Centrists within the denomination had three priorities, according to the Rev. Junius Dotson.
They wanted to have “room” for different perspectives, Dotson said. They wanted to remove all language and policies from the denomination’s rulebook that treated LGBTQ United Methodists as “second-class Christians.”
And they wanted the United Methodist Church to continue in some form. Most of the plans to split the denomination that already have been submitted to the 2020 General Conference would dissolve the United Methodist Church altogether, he said.
Bishop Cynthia Fierro Harvey, recently elected to be the next president of the United Methodist Council of Bishops, said she couldn’t predict what the post-separation United Methodist Church would look like.
“It’s an opportunity to grow. It’s an opportunity to be more nimble and more responsive to our mission fields,” she said.
“And my prayer is that the post-separation United Methodist Church will continue to be a big tent church, a place where everyone can be the best that God has called them to be — the best expression of what it means to be a United Methodist.”
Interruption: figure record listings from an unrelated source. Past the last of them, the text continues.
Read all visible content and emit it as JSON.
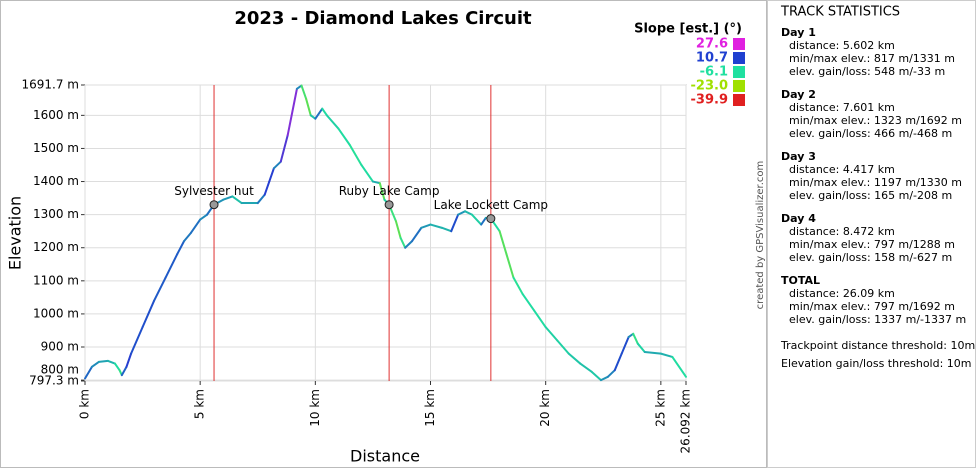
{
  "chart_data": {
    "type": "line",
    "title": "2023 - Diamond Lakes Circuit",
    "x_label": "Distance",
    "y_label": "Elevation",
    "x": [
      0,
      0.3,
      0.6,
      1.0,
      1.3,
      1.5,
      1.6,
      1.8,
      2.0,
      2.5,
      3.0,
      3.5,
      4.0,
      4.3,
      4.6,
      5.0,
      5.3,
      5.602,
      6.0,
      6.4,
      6.8,
      7.5,
      7.8,
      8.0,
      8.2,
      8.5,
      8.8,
      9.2,
      9.4,
      9.6,
      9.8,
      10.0,
      10.3,
      10.5,
      11.0,
      11.5,
      12.0,
      12.5,
      12.8,
      13.0,
      13.203,
      13.5,
      13.7,
      13.9,
      14.2,
      14.6,
      15.0,
      15.5,
      15.9,
      16.2,
      16.5,
      16.8,
      17.2,
      17.4,
      17.62,
      18.0,
      18.3,
      18.6,
      19.0,
      19.5,
      20.0,
      20.5,
      21.0,
      21.5,
      22.0,
      22.4,
      22.7,
      23.0,
      23.3,
      23.6,
      23.8,
      24.0,
      24.3,
      25.0,
      25.5,
      26.092
    ],
    "y": [
      805,
      840,
      855,
      858,
      850,
      830,
      815,
      840,
      880,
      960,
      1040,
      1110,
      1180,
      1220,
      1245,
      1285,
      1300,
      1330,
      1345,
      1355,
      1335,
      1335,
      1360,
      1400,
      1440,
      1460,
      1540,
      1680,
      1690,
      1650,
      1600,
      1590,
      1620,
      1600,
      1560,
      1510,
      1450,
      1400,
      1395,
      1345,
      1330,
      1280,
      1230,
      1200,
      1220,
      1260,
      1270,
      1260,
      1250,
      1300,
      1310,
      1300,
      1270,
      1290,
      1288,
      1250,
      1180,
      1110,
      1060,
      1010,
      960,
      920,
      880,
      850,
      825,
      800,
      810,
      830,
      880,
      930,
      940,
      910,
      885,
      880,
      870,
      810
    ],
    "xlim": [
      0,
      26.092
    ],
    "ylim": [
      797.3,
      1691.7
    ],
    "xticks": [
      {
        "value": 0,
        "label": "0 km"
      },
      {
        "value": 5,
        "label": "5 km"
      },
      {
        "value": 10,
        "label": "10 km"
      },
      {
        "value": 15,
        "label": "15 km"
      },
      {
        "value": 20,
        "label": "20 km"
      },
      {
        "value": 25,
        "label": "25 km"
      },
      {
        "value": 26.092,
        "label": "26.092 km"
      }
    ],
    "yticks": [
      {
        "value": 797.3,
        "label": "797.3 m"
      },
      {
        "value": 800,
        "label": "800 m"
      },
      {
        "value": 900,
        "label": "900 m"
      },
      {
        "value": 1000,
        "label": "1000 m"
      },
      {
        "value": 1100,
        "label": "1100 m"
      },
      {
        "value": 1200,
        "label": "1200 m"
      },
      {
        "value": 1300,
        "label": "1300 m"
      },
      {
        "value": 1400,
        "label": "1400 m"
      },
      {
        "value": 1500,
        "label": "1500 m"
      },
      {
        "value": 1600,
        "label": "1600 m"
      },
      {
        "value": 1691.7,
        "label": "1691.7 m"
      }
    ],
    "grid": true,
    "slope_legend": {
      "title": "Slope [est.] (°)",
      "items": [
        {
          "value": 27.6,
          "label": "27.6",
          "color": "#e020e0"
        },
        {
          "value": 10.7,
          "label": "10.7",
          "color": "#2040d0"
        },
        {
          "value": -6.1,
          "label": "-6.1",
          "color": "#20e0a0"
        },
        {
          "value": -23,
          "label": "-23.0",
          "color": "#a0e000"
        },
        {
          "value": -39.9,
          "label": "-39.9",
          "color": "#e02020"
        }
      ]
    },
    "day_boundaries": [
      5.602,
      13.203,
      17.62
    ],
    "boundary_color": "#e03030",
    "waypoints": [
      {
        "name": "Sylvester hut",
        "x": 5.602,
        "y": 1330
      },
      {
        "name": "Ruby Lake Camp",
        "x": 13.203,
        "y": 1330
      },
      {
        "name": "Lake Lockett Camp",
        "x": 17.62,
        "y": 1288
      }
    ]
  },
  "stats": {
    "title": "TRACK STATISTICS",
    "sections": [
      {
        "heading": "Day 1",
        "lines": [
          "distance: 5.602 km",
          "min/max elev.: 817 m/1331 m",
          "elev. gain/loss: 548 m/-33 m"
        ]
      },
      {
        "heading": "Day 2",
        "lines": [
          "distance: 7.601 km",
          "min/max elev.: 1323 m/1692 m",
          "elev. gain/loss: 466 m/-468 m"
        ]
      },
      {
        "heading": "Day 3",
        "lines": [
          "distance: 4.417 km",
          "min/max elev.: 1197 m/1330 m",
          "elev. gain/loss: 165 m/-208 m"
        ]
      },
      {
        "heading": "Day 4",
        "lines": [
          "distance: 8.472 km",
          "min/max elev.: 797 m/1288 m",
          "elev. gain/loss: 158 m/-627 m"
        ]
      },
      {
        "heading": "TOTAL",
        "lines": [
          "distance: 26.09 km",
          "min/max elev.: 797 m/1692 m",
          "elev. gain/loss: 1337 m/-1337 m"
        ]
      }
    ],
    "notes": [
      "Trackpoint distance threshold: 10m",
      "Elevation gain/loss threshold: 10m"
    ]
  },
  "credit": "created by GPSVisualizer.com"
}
The Rev. Keith Boyette, president of the conservative Wesleyan Covenant Association, wouldn’t speculate how many churches and conferences might join a new traditionalist Methodist denomination, though he said he anticipated it would be a global denomination.
While traditionalists’ beliefs were affirmed by the special session, Boyette said, they were willing to leave to “set the church free from this conflict.”
“Progressives and centrists were making it very clear that they were not prepared to voluntarily leave the church and that they would persist in their advocacy for their deeply held convictions and beliefs,” he said.
Before the special session, Boyette had said he would recommend Wesleyan Covenant Association members leave the denomination if delegates did not back the existing language in the Book of Discipline. Afterward, the association had affirmed that still was an option if conflict continued.
“As everyone has conceded, we’ve been preparing as a contingency for just this sort of event to unfold, but still substantial work remains to be done,” Boyette said.
The new denomination likely would not meet in Minneapolis immediately following the General Conference, he said, but perhaps before the end of the year.
Yambasu, however, was confident that United Methodists in Africa, where the denomination is growing fastest, will support the proposal.
“I believe 100% of Africans will support this proposal,” he said. “I’m very positive about that.”